Remarking on the success of this development, Brivanlou commented that the lung buds, “have the exact same DNA signature. That way we don’t have to worry about one patient responding differently from another. Quantification allows us to keep the genetic information constant and measure the key variable—the virus.”
Putting these models to the test, the researchers infected the lung buds at different time points in their formation with a pseudotyped SARS-CoV-2 virus engineered to contain the pNL4-3ΔEnv-nanoluc reporter. This reporter provided the readout for infection using the Nano-Glo Luciferase Assay System to detect Nanoluc Luciferase activity. Transcriptomic analyses were also performed to compare the models with postmortem tissue from COVID-19 patients.
Through these approaches, the team identified that the alveolar cells were more vulnerable to infection than airway cells, which act as the primary barrier to infection in the lungs. The transcriptomic comparison revealed that a marker for active BMP signaling, pSMAD1/5, was upregulated in both the in vitro lung buds and postmortem tissue for infected cells and that the cells expressing pSMAD1/5 were 2.2 times more vulnerable to infection.

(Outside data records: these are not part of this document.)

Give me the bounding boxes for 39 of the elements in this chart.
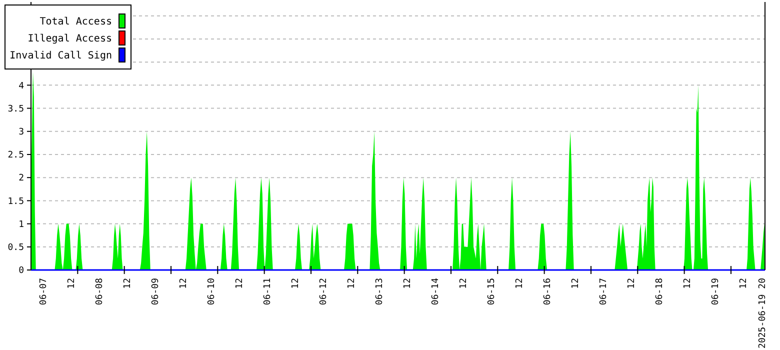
x-tick-label: 06-15 [487,278,498,306]
x-tick-label: 06-07 [39,278,50,306]
y-tick-label: 3.5 [8,104,24,114]
x-tick-label: 12 [347,278,358,289]
x-tick-label: 06-12 [319,278,330,306]
y-tick-label: 2 [18,174,24,184]
x-tick-label: 12 [627,278,638,289]
y-tick-label: 0 [18,266,24,276]
x-tick-label: 06-10 [207,278,218,306]
x-tick-label: 06-17 [599,278,610,306]
x-tick-label: 12 [123,278,134,289]
x-tick-label: 2025-06-19 20 [758,278,768,348]
x-tick-label: 12 [67,278,78,289]
x-tick-label: 06-18 [655,278,666,306]
y-tick-label: 0.5 [8,243,24,254]
x-tick-label: 06-11 [263,278,274,306]
legend-label: Illegal Access [28,34,112,44]
x-tick-label: 06-16 [543,278,554,306]
y-tick-label: 1.5 [8,196,24,207]
x-tick-label: 12 [683,278,694,289]
x-tick-label: 06-08 [95,278,106,306]
legend-label: Total Access [40,16,112,28]
y-tick-label: 1 [18,220,24,230]
x-tick-label: 12 [515,278,526,289]
x-tick-label: 06-14 [431,278,442,306]
x-tick-label: 12 [235,278,246,289]
legend-label: Invalid Call Sign [10,50,112,62]
x-tick-label: 06-09 [151,278,162,306]
x-tick-label: 12 [403,278,414,289]
x-tick-label: 06-13 [375,278,386,306]
y-tick-label: 2.5 [8,150,24,161]
x-tick-label: 12 [291,278,302,289]
y-tick-label: 4 [18,81,24,92]
x-tick-label: 12 [459,278,470,289]
x-tick-label: 12 [179,278,190,289]
x-tick-label: 06-19 [711,278,722,306]
y-tick-label: 3 [18,128,24,138]
x-tick-label: 12 [571,278,582,289]
x-tick-label: 12 [739,278,750,289]
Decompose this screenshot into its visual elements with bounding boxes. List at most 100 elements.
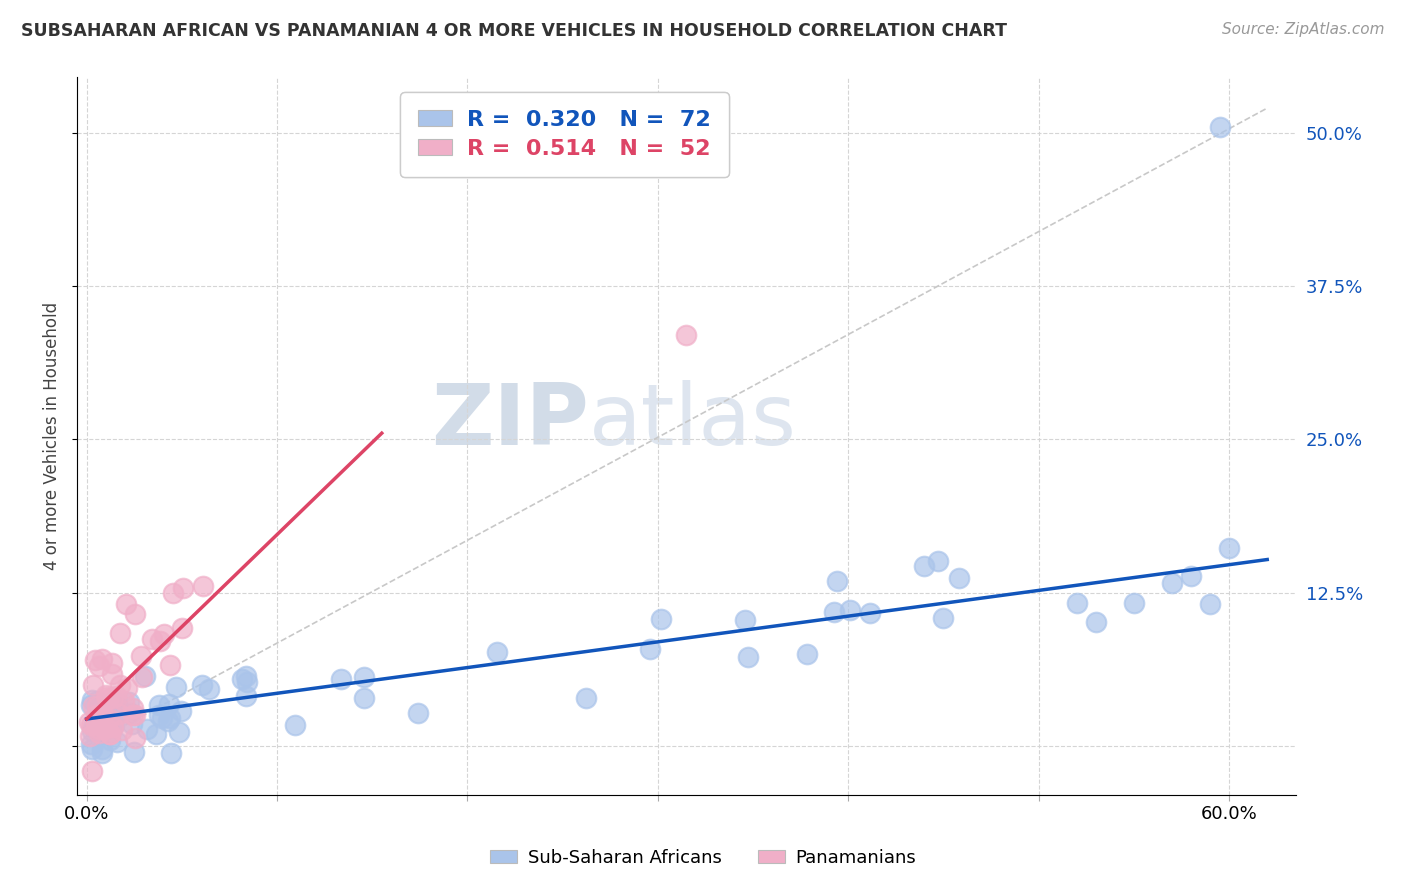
Point xyxy=(120,706,142,720)
Point xyxy=(231,672,253,686)
Point xyxy=(172,582,194,596)
Point xyxy=(87,713,110,727)
Point xyxy=(117,681,139,696)
Point xyxy=(103,718,125,732)
Point xyxy=(79,729,101,743)
Point xyxy=(148,707,170,722)
Point xyxy=(91,708,114,723)
Point xyxy=(157,697,180,711)
Point xyxy=(165,680,187,694)
Point xyxy=(1084,615,1107,630)
Point xyxy=(169,724,191,739)
Point xyxy=(86,708,108,723)
Point xyxy=(112,694,135,708)
Text: Source: ZipAtlas.com: Source: ZipAtlas.com xyxy=(1222,22,1385,37)
Point xyxy=(98,733,121,747)
Point xyxy=(90,707,112,722)
Point xyxy=(104,689,127,703)
Point xyxy=(82,677,104,691)
Point xyxy=(97,691,120,706)
Point xyxy=(650,612,672,626)
Point xyxy=(193,579,215,593)
Point xyxy=(110,678,132,692)
Point xyxy=(198,682,221,697)
Point xyxy=(87,725,110,739)
Point xyxy=(105,735,128,749)
Point xyxy=(284,718,307,732)
Legend: R =  0.320   N =  72, R =  0.514   N =  52: R = 0.320 N = 72, R = 0.514 N = 52 xyxy=(401,92,728,177)
Point xyxy=(86,699,108,714)
Point xyxy=(82,698,104,713)
Point xyxy=(638,642,661,657)
Point xyxy=(135,722,157,736)
Point xyxy=(927,554,949,568)
Point xyxy=(129,648,152,663)
Point xyxy=(82,723,104,738)
Point xyxy=(90,742,112,756)
Point xyxy=(80,737,103,751)
Point xyxy=(235,669,257,683)
Point xyxy=(169,705,191,719)
Point xyxy=(93,722,115,736)
Point xyxy=(141,632,163,647)
Point xyxy=(96,690,118,704)
Point xyxy=(796,647,818,661)
Text: SUBSAHARAN AFRICAN VS PANAMANIAN 4 OR MORE VEHICLES IN HOUSEHOLD CORRELATION CHA: SUBSAHARAN AFRICAN VS PANAMANIAN 4 OR MO… xyxy=(21,22,1007,40)
Point xyxy=(96,719,118,733)
Point xyxy=(121,708,143,723)
Point xyxy=(150,711,173,725)
Point xyxy=(1208,120,1230,134)
Point xyxy=(159,658,181,673)
Point xyxy=(1122,596,1144,610)
Point xyxy=(82,719,104,733)
Point xyxy=(162,585,184,599)
Point xyxy=(101,711,124,725)
Point xyxy=(838,602,860,616)
Text: ZIP: ZIP xyxy=(432,380,589,464)
Point xyxy=(80,698,103,712)
Point xyxy=(80,718,103,732)
Point xyxy=(823,605,845,619)
Y-axis label: 4 or more Vehicles in Household: 4 or more Vehicles in Household xyxy=(44,302,60,570)
Point xyxy=(1161,575,1184,590)
Point xyxy=(159,711,181,725)
Point xyxy=(675,328,697,343)
Point xyxy=(157,714,180,728)
Point xyxy=(353,670,375,684)
Point xyxy=(86,694,108,708)
Point xyxy=(82,764,104,778)
Point xyxy=(91,652,114,666)
Point xyxy=(170,621,193,635)
Point xyxy=(160,746,183,760)
Point xyxy=(124,731,146,746)
Point xyxy=(86,708,108,723)
Point xyxy=(153,627,176,641)
Point xyxy=(932,610,955,624)
Point xyxy=(101,691,124,706)
Point xyxy=(1180,569,1202,583)
Point xyxy=(101,720,124,734)
Point xyxy=(94,719,117,733)
Point xyxy=(98,712,121,726)
Point xyxy=(110,626,132,640)
Point xyxy=(91,746,114,760)
Point xyxy=(1066,595,1088,609)
Point xyxy=(98,727,121,741)
Point xyxy=(77,715,100,730)
Point xyxy=(575,691,598,706)
Point xyxy=(122,745,145,759)
Point xyxy=(825,574,848,588)
Point xyxy=(1218,541,1240,555)
Point xyxy=(330,672,353,686)
Point xyxy=(1199,598,1222,612)
Point xyxy=(121,701,143,715)
Point xyxy=(148,698,170,713)
Point xyxy=(124,607,146,622)
Point xyxy=(737,650,759,665)
Point xyxy=(149,633,172,648)
Point xyxy=(80,742,103,756)
Point xyxy=(87,722,110,736)
Point xyxy=(110,723,132,737)
Text: atlas: atlas xyxy=(589,380,797,464)
Point xyxy=(134,669,156,683)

The performance of this platform in this study highlights its utility and Brivanlou is keen to emphasize the breadth of its applicability: “We can quickly capitalize on this platform to make a virus visible and develop therapies much faster than we did for COVID. It can be used to screen for drugs, compounds, vaccines, monoclonal antibodies and more directly in human tissue. This technology is ready to confront all kinds of threats that may hit us in the future.”
Next, the team plans to derive models in a similar fashion for further tissues, tipping the kidney, liver and pancreas as their most likely next target.